De sorte que la quête d’Eduardo Galeano qui se décrit comme «un mendiant de bon football» et implorant «Une belle action, pour l’amour de Dieu !» puisse acquérir quelque légitimité.

Nous avons aussi évoqué des tricheries qui ont émaillé l’histoire de ce sport et surtout les dérives du business football.

Pourtant globalement, le ton était plutôt bienveillant.

Mais il existe des personnes qui détestent ce sport, et je pense qu’il faut leur donner la parole aussi.

Il y a d’abord ceux comme le chanteur Renaud qui s’en prennent aux spectateurs et surtout aux hooligans.
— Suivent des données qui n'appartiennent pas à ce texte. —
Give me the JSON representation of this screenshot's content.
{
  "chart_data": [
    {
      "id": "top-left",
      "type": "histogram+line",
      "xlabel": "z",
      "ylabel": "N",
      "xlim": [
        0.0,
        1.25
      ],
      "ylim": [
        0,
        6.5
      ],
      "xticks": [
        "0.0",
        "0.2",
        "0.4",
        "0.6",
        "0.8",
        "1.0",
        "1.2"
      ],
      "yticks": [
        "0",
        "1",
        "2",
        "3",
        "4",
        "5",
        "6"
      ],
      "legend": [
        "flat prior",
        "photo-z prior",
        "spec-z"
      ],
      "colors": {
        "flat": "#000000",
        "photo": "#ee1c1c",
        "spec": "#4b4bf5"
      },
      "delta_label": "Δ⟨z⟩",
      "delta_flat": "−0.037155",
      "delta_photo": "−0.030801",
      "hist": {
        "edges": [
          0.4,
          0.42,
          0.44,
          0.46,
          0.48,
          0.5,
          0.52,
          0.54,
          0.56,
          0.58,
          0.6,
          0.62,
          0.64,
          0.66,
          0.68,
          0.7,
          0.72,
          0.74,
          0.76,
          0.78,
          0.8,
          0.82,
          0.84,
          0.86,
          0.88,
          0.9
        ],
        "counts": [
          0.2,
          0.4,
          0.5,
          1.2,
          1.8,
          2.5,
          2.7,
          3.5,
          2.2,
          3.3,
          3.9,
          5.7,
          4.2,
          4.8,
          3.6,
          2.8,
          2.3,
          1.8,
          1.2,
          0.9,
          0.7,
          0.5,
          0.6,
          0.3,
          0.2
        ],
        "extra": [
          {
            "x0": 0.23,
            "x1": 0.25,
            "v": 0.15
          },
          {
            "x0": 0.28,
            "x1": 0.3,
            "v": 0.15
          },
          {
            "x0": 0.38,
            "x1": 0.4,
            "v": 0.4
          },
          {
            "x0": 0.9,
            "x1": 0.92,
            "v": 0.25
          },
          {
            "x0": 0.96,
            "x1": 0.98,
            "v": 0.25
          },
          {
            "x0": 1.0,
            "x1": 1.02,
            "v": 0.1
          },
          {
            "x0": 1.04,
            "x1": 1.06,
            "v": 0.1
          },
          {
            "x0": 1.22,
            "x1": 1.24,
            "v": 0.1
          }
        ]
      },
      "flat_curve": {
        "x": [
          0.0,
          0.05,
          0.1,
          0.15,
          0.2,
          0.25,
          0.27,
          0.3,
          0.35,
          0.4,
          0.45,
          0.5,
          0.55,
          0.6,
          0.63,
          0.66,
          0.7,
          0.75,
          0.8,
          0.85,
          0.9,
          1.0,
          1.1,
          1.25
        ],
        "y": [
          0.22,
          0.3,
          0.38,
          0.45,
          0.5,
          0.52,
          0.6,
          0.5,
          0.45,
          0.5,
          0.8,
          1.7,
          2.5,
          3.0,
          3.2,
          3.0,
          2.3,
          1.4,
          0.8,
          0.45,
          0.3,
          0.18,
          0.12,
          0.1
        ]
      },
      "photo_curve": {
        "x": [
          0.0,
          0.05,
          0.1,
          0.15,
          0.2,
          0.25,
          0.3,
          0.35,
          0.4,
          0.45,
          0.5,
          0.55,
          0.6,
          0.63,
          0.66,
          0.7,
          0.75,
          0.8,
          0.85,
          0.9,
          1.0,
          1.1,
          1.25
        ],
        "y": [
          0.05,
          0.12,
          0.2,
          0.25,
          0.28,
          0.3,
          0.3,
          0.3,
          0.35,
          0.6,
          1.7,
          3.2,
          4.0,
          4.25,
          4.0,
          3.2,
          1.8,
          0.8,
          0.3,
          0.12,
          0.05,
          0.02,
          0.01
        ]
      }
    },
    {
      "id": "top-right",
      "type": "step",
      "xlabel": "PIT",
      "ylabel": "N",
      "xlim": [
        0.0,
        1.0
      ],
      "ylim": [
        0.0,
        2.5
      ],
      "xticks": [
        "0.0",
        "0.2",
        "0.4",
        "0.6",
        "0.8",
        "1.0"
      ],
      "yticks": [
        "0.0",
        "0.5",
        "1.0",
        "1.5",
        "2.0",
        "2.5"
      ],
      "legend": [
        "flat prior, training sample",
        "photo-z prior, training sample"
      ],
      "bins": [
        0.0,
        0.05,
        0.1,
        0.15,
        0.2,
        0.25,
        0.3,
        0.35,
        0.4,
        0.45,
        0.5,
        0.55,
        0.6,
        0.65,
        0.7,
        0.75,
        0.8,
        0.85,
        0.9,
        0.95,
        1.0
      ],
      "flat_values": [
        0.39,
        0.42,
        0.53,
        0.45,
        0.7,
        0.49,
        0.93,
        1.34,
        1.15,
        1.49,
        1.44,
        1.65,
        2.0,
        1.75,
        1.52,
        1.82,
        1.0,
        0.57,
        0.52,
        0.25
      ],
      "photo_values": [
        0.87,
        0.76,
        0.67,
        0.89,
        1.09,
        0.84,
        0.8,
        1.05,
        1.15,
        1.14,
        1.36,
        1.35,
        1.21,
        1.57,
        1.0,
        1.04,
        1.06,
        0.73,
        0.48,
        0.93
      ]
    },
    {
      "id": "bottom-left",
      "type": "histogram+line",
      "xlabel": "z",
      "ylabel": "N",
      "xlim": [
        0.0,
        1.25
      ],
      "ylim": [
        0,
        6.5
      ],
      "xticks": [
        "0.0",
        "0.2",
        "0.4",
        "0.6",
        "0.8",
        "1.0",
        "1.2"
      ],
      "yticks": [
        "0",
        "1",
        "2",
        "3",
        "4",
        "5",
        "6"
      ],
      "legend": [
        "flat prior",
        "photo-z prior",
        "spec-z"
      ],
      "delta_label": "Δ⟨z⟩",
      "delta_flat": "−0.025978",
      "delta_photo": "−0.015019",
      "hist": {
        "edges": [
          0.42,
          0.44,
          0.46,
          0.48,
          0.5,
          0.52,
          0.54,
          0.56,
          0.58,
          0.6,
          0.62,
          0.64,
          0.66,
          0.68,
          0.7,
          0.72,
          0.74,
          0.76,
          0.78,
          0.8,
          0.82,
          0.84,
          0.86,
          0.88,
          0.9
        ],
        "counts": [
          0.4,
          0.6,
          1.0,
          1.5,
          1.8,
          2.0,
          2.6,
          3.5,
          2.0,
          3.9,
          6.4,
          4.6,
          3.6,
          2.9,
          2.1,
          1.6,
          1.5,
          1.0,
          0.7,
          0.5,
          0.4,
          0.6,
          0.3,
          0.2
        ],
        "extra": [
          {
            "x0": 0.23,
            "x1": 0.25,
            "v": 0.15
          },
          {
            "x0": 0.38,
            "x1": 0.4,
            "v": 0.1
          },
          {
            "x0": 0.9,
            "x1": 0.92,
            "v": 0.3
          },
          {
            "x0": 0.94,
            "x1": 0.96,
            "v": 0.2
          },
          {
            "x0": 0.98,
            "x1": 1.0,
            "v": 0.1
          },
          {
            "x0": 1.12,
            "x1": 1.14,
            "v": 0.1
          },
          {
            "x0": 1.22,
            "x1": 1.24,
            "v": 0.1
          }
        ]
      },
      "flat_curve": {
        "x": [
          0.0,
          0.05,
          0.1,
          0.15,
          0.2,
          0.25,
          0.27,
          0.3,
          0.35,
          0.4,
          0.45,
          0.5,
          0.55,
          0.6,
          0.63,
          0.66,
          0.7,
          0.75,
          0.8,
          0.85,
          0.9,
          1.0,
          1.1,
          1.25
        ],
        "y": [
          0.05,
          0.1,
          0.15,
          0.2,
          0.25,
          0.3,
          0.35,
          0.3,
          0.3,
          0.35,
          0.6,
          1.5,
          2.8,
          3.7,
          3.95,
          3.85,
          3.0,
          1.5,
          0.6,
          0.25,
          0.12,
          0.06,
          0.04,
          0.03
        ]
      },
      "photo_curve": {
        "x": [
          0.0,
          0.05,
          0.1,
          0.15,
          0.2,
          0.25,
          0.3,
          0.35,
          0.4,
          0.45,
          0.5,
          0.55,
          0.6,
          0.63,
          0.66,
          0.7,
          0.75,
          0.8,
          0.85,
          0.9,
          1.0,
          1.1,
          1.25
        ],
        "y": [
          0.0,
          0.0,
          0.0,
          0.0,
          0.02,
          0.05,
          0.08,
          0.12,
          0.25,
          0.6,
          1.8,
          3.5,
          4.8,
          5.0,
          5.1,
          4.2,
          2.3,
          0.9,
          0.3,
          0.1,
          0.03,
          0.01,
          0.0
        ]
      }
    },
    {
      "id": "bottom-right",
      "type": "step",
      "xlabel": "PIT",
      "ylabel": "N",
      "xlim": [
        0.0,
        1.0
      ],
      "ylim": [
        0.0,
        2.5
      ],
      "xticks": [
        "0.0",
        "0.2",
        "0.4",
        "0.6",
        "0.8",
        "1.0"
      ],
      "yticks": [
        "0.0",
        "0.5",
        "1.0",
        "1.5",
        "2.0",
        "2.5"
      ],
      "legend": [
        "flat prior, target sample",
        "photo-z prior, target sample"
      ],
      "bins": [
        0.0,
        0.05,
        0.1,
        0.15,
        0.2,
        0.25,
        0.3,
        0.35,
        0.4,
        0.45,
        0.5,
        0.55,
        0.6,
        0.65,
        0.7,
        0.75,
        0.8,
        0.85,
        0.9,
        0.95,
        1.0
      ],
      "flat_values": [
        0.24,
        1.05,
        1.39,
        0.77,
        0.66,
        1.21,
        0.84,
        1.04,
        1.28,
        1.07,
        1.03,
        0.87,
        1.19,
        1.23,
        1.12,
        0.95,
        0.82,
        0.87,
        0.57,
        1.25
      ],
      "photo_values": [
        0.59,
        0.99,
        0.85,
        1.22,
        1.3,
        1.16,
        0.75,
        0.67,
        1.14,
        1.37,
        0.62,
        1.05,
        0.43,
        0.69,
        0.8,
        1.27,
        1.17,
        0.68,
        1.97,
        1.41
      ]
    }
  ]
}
Il le fait dans sa chanson « Miss Maggie » qui avant d’être une chanson anti Margaret Thatcher est d’abord une chanson féministe et une des strophes est celle-ci

« Femme je t’aime parce que
lorsque le sport devient la guerre
y a pas de gonzesse ou si peu
dans les hordes de supporters
Ces fanatiques, fous-furieux
abreuvés de haine et de bière
déifiant les crétins en bleu,
insultant les salauds en vert
Y a pas de gonzesse hooligan,
imbécile et meurtrière
y’en a pas même en Grande-Bretagne
à part bien sûr madame Thatcher »

Et puis il y a Umberto Eco qui dans son recueil de nouvelles : « Comment voyager avec un saumon » a écrit dans le chapitre ayant pour titre « Comment ne pas parler de foot »

« Je n’ai rien contre le foot.   Je ne vais pas au stade pour les mêmes raisons qui font que je n’irais jamais dormir la nuit dans les passages souterrains de la Gare Centrale de Milan (ou me balader à Central Park à New York après six heures du soir), mais il m’arrive de regarder un beau match à la télé, avec intérêt et plaisir car je reconnais et apprécie tous les mérites de ce noble jeu.   Je ne hais pas le foot.   Je hais les passionnés de foot.

Comprenez-moi bien.   Je nourris envers les tifosi un sentiment identique à celui des partisans de la Ligue Lombarde envers les immigrés extra-communautaires : « Je ne suis pas raciste, à condition qu’ils restent chez eux. »   Par chez eux, j’entends leur lieu de réunion en semaine (bar, famille, club) et les stades le dimanche où je me fiche de ce qu’il peut arriver, où ce n’est pas plus mal si les hooligans déboulent, car la lecture de ces faits divers me divertit, et puisque ce sont des jeux du cirque, autant que le sang coule.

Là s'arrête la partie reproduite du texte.